Torno alla Lettera: quella formula doppia e poi tripla per la definizione di Partito e Stato “non teista, non ateista, non antiteista” e quindi per questo rispettosi della realtà di coscienza di ciascuno fu il risultato di una lunga discussione in ricerca con lo stesso Segretario, silenzioso più di sempre, e con Tatò e Rodano. Seguì nei fatti che al 1º congresso del partito successivo nel settembre 1977 dagli Statuti del PCI – mi pare al numero 8 – fu eliminato l’obbligo dell’accoglienza della filosofia immanentista di Karl Marx: “Promissio boni viri est obligatio!”

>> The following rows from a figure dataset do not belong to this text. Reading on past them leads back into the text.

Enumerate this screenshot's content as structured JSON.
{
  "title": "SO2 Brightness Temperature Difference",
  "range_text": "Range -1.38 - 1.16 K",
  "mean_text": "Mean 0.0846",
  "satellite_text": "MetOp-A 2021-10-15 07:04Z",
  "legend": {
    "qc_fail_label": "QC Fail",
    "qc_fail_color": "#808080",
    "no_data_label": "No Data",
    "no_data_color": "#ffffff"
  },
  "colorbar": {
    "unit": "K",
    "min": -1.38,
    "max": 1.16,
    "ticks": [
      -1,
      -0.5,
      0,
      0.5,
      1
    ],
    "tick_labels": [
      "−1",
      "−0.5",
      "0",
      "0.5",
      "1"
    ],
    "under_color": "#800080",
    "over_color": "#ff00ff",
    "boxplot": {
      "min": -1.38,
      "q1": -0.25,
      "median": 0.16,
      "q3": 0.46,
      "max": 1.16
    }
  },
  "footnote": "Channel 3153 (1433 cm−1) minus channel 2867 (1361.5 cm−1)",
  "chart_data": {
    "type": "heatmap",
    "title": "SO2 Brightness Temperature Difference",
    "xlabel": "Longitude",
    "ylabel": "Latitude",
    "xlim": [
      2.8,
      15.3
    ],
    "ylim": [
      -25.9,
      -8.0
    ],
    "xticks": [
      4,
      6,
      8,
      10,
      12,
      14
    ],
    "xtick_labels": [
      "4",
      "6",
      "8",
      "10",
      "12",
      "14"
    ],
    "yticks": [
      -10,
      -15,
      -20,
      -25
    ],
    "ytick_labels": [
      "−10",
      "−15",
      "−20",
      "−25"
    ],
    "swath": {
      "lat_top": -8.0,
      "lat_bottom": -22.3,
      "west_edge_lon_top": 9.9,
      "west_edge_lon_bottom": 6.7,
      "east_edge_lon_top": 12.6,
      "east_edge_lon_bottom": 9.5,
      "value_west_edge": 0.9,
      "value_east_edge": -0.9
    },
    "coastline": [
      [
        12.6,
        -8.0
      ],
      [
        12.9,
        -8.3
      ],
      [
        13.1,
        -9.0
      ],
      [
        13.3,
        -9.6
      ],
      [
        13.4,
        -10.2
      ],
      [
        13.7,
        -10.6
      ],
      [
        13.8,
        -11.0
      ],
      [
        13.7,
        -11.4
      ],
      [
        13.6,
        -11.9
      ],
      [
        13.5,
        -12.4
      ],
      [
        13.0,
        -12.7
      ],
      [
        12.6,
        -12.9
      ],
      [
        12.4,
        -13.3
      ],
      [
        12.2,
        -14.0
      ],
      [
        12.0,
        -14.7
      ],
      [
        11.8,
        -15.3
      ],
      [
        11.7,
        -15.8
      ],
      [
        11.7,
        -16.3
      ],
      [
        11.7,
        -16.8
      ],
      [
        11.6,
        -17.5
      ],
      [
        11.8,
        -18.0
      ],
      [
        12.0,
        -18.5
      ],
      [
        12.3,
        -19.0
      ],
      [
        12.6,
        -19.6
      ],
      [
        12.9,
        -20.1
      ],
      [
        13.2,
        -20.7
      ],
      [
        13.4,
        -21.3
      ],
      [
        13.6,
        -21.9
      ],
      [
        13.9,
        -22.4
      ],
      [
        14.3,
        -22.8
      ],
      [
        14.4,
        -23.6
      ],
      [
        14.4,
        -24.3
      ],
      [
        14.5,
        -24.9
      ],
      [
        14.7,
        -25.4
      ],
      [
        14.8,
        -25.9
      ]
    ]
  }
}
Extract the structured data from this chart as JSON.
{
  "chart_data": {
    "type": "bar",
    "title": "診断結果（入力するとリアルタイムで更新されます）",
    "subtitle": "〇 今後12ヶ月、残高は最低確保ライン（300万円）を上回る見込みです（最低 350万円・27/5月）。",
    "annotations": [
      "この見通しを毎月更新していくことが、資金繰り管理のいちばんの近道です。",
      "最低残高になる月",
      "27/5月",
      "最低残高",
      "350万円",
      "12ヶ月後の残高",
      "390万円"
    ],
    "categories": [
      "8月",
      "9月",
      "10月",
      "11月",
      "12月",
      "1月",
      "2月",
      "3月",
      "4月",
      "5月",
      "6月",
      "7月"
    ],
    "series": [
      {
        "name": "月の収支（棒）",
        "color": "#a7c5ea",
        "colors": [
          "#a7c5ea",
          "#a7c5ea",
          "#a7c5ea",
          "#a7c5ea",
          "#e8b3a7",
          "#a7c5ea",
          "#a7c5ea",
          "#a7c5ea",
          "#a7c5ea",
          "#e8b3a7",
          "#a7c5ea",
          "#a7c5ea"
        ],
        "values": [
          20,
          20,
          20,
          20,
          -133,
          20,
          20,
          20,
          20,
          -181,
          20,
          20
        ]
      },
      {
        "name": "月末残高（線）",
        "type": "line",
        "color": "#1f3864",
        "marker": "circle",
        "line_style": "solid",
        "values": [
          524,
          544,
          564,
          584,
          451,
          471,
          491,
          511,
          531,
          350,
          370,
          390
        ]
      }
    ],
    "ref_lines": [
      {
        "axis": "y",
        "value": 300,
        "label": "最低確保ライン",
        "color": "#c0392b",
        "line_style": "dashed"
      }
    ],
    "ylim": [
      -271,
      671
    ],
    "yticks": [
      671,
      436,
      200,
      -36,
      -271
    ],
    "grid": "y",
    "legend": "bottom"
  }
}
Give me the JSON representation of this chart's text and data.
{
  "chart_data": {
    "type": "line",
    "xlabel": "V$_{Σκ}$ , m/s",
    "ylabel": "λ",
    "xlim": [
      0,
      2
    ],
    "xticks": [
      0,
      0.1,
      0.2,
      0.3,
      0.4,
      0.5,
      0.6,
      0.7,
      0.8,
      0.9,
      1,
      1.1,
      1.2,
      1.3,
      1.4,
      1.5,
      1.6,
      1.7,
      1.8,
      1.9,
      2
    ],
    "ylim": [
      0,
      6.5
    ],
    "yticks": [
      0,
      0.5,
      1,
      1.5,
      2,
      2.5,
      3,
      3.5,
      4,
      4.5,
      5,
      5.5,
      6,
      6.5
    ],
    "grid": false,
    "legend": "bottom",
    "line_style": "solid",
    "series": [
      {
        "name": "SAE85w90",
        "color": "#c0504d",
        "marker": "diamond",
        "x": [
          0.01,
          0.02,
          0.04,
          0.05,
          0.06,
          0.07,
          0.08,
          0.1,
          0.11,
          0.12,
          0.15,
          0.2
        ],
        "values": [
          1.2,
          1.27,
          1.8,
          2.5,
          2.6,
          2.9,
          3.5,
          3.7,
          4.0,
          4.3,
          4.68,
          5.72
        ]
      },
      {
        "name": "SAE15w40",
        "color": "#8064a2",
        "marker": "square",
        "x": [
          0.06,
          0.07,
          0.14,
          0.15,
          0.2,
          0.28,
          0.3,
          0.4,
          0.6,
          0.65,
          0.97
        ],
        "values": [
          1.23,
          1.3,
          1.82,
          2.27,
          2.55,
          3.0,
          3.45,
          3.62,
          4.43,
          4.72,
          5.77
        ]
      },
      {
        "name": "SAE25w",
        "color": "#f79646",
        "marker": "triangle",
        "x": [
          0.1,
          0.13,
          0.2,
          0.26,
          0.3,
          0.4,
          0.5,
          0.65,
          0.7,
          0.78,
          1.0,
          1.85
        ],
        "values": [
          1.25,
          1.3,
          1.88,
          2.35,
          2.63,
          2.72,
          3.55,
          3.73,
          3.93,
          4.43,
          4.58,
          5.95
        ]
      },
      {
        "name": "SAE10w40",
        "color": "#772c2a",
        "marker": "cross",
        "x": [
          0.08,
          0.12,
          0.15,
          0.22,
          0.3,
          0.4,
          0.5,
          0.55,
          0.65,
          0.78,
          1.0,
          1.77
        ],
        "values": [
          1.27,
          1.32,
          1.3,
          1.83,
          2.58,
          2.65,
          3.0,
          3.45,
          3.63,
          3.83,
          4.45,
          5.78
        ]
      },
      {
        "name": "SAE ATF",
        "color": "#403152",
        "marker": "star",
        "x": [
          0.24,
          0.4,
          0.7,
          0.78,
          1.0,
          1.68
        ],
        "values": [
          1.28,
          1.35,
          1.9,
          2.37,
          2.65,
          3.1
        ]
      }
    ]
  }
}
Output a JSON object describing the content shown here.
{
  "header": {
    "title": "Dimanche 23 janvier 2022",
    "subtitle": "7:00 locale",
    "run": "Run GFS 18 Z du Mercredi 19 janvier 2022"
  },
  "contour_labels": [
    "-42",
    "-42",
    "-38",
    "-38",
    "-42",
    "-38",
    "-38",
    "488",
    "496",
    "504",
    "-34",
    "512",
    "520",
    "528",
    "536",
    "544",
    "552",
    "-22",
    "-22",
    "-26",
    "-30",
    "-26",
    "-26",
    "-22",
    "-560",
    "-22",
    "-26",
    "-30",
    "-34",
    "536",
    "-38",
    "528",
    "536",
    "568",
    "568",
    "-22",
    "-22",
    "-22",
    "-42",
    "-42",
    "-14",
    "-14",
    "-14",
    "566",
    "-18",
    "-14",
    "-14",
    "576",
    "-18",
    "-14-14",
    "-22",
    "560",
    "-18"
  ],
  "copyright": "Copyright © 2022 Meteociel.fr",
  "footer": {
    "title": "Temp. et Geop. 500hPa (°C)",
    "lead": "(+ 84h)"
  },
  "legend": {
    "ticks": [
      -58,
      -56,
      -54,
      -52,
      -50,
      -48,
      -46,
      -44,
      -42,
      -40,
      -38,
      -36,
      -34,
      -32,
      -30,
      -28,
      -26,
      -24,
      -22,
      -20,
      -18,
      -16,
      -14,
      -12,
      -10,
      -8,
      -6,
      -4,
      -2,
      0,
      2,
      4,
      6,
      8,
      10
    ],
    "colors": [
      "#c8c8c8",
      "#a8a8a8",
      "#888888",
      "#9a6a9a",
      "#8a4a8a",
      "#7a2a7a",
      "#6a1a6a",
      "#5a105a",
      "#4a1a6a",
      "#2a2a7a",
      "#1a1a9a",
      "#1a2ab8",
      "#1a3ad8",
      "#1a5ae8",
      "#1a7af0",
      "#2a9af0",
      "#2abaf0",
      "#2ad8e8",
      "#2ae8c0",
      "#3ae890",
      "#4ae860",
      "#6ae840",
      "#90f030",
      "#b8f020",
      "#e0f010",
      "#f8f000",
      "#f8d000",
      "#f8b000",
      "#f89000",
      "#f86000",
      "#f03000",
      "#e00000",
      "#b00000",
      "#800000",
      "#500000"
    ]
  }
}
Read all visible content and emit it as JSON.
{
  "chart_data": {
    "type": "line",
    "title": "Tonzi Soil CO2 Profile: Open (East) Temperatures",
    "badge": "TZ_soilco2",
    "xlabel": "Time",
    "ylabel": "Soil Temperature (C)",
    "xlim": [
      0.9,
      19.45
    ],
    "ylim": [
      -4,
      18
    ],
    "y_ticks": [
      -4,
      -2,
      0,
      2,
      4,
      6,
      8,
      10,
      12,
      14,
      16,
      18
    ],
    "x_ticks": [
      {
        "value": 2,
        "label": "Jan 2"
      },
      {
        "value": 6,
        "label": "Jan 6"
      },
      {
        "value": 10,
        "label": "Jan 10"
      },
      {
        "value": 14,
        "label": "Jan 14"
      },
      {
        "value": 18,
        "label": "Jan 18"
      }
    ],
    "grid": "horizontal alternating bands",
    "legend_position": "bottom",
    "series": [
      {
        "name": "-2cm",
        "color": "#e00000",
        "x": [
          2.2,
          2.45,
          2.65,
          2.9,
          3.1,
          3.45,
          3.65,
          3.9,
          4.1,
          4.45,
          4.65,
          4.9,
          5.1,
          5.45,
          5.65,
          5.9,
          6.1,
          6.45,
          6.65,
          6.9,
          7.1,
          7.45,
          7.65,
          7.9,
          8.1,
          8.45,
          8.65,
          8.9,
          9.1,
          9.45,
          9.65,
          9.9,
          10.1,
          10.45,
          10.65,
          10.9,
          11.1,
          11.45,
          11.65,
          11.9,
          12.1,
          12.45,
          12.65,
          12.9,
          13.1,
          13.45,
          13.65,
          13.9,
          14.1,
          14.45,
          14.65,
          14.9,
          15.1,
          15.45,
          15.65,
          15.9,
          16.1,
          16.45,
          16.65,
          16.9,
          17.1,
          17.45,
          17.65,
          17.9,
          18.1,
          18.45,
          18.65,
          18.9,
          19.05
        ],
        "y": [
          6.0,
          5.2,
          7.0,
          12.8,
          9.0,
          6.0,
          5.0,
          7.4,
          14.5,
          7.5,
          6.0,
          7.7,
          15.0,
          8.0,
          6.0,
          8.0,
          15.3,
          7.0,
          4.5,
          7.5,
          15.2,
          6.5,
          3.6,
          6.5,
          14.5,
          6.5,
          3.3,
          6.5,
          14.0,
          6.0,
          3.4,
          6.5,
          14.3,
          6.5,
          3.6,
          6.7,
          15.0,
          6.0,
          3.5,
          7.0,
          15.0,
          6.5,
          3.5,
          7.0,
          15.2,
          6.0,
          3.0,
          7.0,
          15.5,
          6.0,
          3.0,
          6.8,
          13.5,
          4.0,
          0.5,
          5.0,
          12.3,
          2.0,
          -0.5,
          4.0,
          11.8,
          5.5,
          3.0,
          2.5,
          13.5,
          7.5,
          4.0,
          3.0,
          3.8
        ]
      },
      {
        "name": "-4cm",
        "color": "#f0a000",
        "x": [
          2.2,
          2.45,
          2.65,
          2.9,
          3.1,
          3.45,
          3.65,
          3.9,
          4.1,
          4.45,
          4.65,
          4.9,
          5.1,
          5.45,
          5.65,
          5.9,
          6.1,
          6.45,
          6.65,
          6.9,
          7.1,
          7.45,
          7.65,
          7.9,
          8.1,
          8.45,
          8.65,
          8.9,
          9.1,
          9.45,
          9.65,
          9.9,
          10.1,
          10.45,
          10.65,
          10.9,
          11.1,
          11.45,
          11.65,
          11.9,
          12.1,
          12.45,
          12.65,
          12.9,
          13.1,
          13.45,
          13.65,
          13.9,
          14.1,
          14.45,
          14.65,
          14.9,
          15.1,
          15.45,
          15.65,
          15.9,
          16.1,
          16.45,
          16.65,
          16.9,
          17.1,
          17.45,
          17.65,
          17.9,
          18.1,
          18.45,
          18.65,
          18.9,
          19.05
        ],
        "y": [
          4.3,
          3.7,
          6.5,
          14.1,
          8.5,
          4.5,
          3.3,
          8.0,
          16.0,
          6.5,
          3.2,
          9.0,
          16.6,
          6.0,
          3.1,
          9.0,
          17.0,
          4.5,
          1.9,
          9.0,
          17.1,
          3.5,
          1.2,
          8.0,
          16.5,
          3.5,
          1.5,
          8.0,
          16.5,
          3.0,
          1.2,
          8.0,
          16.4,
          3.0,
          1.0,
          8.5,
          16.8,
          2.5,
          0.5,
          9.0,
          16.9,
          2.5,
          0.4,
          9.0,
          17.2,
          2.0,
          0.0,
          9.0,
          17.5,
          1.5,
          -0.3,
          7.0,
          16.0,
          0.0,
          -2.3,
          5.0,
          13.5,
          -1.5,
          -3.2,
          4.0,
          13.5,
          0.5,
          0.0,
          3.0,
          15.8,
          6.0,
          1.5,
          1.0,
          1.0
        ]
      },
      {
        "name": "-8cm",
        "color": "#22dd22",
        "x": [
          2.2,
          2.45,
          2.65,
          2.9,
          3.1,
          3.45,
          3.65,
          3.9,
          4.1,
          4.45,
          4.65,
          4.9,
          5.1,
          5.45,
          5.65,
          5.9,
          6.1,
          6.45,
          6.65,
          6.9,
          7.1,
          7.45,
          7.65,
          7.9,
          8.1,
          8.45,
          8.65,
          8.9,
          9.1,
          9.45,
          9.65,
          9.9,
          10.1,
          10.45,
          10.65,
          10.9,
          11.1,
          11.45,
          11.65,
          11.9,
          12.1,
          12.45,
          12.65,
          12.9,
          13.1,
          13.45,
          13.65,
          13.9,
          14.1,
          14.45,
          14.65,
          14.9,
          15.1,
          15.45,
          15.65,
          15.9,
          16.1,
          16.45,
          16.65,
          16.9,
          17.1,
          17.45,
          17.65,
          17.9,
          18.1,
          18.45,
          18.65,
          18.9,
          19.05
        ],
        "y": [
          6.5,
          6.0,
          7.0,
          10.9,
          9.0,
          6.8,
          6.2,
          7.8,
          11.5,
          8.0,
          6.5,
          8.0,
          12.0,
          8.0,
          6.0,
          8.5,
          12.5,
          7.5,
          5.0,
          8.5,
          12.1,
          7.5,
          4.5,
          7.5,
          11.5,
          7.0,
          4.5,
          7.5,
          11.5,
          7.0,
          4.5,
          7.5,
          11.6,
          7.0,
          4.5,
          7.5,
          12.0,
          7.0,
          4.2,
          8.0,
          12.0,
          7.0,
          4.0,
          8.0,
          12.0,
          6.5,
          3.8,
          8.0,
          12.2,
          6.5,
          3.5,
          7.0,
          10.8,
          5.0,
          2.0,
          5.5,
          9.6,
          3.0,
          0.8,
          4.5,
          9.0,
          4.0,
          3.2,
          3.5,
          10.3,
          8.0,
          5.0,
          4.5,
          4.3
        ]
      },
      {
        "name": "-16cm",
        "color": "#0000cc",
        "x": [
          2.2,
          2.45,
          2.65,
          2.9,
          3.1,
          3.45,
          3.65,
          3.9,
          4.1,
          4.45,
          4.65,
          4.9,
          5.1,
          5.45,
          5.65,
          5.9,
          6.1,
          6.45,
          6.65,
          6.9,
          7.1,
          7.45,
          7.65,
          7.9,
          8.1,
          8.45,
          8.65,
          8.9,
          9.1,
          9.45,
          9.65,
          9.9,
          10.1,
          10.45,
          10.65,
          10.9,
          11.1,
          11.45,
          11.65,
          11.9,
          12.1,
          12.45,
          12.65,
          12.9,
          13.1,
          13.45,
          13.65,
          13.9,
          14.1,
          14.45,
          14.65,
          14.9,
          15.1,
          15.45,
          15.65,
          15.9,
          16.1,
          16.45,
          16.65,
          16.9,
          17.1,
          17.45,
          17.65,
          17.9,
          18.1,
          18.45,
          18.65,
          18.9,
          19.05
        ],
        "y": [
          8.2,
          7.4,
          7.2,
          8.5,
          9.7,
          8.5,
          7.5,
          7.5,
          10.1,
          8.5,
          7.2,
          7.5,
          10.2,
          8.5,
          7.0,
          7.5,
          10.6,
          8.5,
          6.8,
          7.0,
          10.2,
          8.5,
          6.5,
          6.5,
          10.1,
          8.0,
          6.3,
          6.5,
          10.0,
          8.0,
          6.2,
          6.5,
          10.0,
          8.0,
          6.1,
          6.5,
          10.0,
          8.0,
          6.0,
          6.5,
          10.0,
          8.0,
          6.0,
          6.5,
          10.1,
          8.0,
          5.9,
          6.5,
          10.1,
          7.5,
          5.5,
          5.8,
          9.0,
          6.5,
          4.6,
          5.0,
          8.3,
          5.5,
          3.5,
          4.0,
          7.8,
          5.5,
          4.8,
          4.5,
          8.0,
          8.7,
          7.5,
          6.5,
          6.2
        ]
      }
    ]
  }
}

Quanti incontri fruttuosi anche per la fede in quegli anni! L’autista della sezione di partito che ti viene a prendere per portarti a un incontro, che ti ascolta e improvvisamente ti chiede confessione e assoluzione… E tante cose diverse: a Riese Pio X per esempio con la gente in piazza suona a lungo la campana per disturbare l’incontro dei “comunisti” sempre nemici! O anche all’opposto qualche anno dopo a San Polo d’Enza lo stesso Antonio Tatò che davanti a  una piazza di migliaia di “comunisti doc” ti chiede: “Don Gianni, parlaci di Gesù!”

Qualche nostalgia di tempi diversi? No. Solo memoria del passato e coscienza del presente: “Fratelli tutti!” E non solo in paradiso. Deve diventare presenza: ora e sempre.

Giovanni Gennari

“EUCARESTIE DI DESIDERIO”

Il seguente è il ricordo di Enrico Peyretti

Oggi abbiamo pianto in molti, ma subito abbiamo sorriso, alla notizia mattutina della morte di Luigi Bettazzi, vescovo costruttore di pace, quindi beato, come dice Gesù in Matteo 5,9. Abbiamo sorriso come certamente ha fatto lui, valicando il colle dalla vita limitata alla vita piena. Sapeva unire ai problemi più gravi, anche drammatici, il sorriso serio, che alleggerisce la paura e sostiene  la speranza attiva.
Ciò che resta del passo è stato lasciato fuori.